Falling dollar warning

Judging by the news about Fannie and Freddie, the helicopter drops of money that are sure to follow from the Fed won’t be the kind in which dollars float to the ground, buoyed by air on the way down.  No, these helicopter drops will require huge, tightly-bound bundles of bills, in which folks are sure to get whacked on the noggin.

Alarmed by the growing financial stress at the nation’s two largest mortgage finance companies, senior Bush administration officials are considering a plan to have the government take over one or both of the companies and place them in a conservatorship if their problems worsen, people briefed about the plan said on Thursday.

A “conservatorship.”  That term has a specific definition, but I suspect to most people reading the article, the word conveys a cachet of responsibility — like something blue-bloods might do for their grandchildren — that serves the purposes of Team Bush and the Fed very nicely.

Under a conservatorship, the shares of Fannie and Freddie would be worth little or nothing, and any losses on mortgages they own or guarantee — which could be staggering — would be paid by taxpayers.

“Conservatorship” sounds so much nicer than “backdoor bailout.”  But in fact, we’re looking at Bear Stearns redux — the shareholders can hang, but the creditors recoup every penny.  (As do the executives who drove the joint into the ground, natch.)

I’m not too sure that “taxpayers” would foot the bill in the way the article implies, though.  Wouldn’t that, too, sort of work like JPMorgan’s takeover of Bear Stearns, in which the Fed assumes most of the liability for whatever might go wrong, and when it does go wrong, it’ll just print money to make up the difference?

The government officials said that the administration had also considered calling for legislation that would offer an explicit government guarantee on the $5 trillion of debt owned or guaranteed by the companies. But that is a far less attractive option, they said, because it would effectively double the size of the public debt.

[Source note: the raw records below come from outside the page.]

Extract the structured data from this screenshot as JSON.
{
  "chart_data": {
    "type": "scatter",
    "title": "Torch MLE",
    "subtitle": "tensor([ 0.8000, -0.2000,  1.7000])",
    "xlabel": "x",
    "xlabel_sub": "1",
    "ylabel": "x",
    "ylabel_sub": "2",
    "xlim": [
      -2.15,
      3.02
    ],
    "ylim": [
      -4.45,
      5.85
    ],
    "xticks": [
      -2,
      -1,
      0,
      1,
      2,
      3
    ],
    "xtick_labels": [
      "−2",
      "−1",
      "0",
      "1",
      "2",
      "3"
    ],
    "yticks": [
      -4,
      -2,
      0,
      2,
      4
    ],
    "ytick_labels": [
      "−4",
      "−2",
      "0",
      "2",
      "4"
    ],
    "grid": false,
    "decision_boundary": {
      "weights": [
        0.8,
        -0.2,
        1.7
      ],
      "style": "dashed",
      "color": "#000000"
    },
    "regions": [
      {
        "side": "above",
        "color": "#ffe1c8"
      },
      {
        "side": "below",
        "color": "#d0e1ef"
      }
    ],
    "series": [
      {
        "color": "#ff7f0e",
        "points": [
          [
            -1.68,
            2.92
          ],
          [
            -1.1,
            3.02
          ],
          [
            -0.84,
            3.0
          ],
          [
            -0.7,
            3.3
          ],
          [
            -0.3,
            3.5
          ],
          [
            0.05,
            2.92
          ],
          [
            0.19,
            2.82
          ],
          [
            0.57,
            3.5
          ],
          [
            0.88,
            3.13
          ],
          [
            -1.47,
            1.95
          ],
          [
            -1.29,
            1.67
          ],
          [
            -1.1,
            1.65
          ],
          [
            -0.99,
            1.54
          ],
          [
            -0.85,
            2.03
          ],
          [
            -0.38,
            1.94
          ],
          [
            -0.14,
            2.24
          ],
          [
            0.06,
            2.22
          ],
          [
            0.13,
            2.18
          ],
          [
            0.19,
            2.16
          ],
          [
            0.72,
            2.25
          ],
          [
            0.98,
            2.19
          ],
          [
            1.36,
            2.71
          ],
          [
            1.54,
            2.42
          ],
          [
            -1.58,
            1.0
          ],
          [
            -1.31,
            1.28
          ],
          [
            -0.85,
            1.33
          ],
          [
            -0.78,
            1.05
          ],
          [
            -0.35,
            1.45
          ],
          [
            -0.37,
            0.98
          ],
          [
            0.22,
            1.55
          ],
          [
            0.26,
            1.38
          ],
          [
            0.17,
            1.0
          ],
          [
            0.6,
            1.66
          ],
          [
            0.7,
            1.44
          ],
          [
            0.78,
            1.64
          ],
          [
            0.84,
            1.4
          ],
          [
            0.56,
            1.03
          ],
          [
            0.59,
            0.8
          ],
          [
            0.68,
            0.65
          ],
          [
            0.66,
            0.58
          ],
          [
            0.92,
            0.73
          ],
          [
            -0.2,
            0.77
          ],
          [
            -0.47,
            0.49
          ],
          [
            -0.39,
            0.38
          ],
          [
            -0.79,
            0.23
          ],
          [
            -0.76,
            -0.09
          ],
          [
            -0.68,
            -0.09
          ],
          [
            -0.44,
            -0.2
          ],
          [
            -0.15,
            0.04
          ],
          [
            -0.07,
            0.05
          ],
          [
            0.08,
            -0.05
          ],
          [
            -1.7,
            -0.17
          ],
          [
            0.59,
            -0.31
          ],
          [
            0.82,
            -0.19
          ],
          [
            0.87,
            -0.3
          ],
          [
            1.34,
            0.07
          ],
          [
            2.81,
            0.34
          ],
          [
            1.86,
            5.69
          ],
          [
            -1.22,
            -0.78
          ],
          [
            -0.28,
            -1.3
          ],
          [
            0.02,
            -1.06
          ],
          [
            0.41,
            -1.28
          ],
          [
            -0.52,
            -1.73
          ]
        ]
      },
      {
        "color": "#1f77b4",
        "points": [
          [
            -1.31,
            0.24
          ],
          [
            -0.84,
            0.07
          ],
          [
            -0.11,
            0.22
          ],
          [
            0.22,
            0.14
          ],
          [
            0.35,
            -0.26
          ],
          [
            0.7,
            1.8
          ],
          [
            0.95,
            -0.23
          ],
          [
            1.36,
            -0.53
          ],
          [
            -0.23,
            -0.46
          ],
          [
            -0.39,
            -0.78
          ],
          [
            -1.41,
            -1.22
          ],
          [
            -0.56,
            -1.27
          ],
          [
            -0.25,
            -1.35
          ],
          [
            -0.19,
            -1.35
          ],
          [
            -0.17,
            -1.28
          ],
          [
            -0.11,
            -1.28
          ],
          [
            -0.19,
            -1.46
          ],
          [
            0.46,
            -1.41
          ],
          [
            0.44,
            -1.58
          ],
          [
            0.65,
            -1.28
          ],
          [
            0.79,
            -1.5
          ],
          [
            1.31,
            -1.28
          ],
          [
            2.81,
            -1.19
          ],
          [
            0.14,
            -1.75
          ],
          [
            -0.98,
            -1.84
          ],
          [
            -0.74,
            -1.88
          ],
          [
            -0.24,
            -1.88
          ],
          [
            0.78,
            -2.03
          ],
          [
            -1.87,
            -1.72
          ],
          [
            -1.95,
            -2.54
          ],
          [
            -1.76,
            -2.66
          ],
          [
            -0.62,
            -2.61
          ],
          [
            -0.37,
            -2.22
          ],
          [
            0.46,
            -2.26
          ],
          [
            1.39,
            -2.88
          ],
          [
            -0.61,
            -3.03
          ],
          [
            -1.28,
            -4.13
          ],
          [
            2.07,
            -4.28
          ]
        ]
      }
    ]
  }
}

Hey, no sense putting it on the books if you don’t have to.  The conservatorship can be the government’s own version of a special purpose vehicle.

The officials involved in the discussions stressed that no action by the administration was imminent, and that Fannie and Freddie are not considered to be in a crisis situation. But in recent days, enough concern has built among senior government officials over the health of the giant mortgage finance companies for them to hold a series of meetings and conference calls to discuss contingency plans.

I take this to mean the Plunge Protection Team has met several times already this week because it is, in fact, a “crisis situation.”

As I write, gold has shot up to highs unseen since April.  The news wires attribute it to oil hitting a record and more saber-rattling between Tehran and Washington/Tel Aviv.  But the smart money knows that with Fannie and Freddie near collapse, the bales of cash dropping from the helicopters are about to land with the force of a boulder.  Gold $2000, anyone?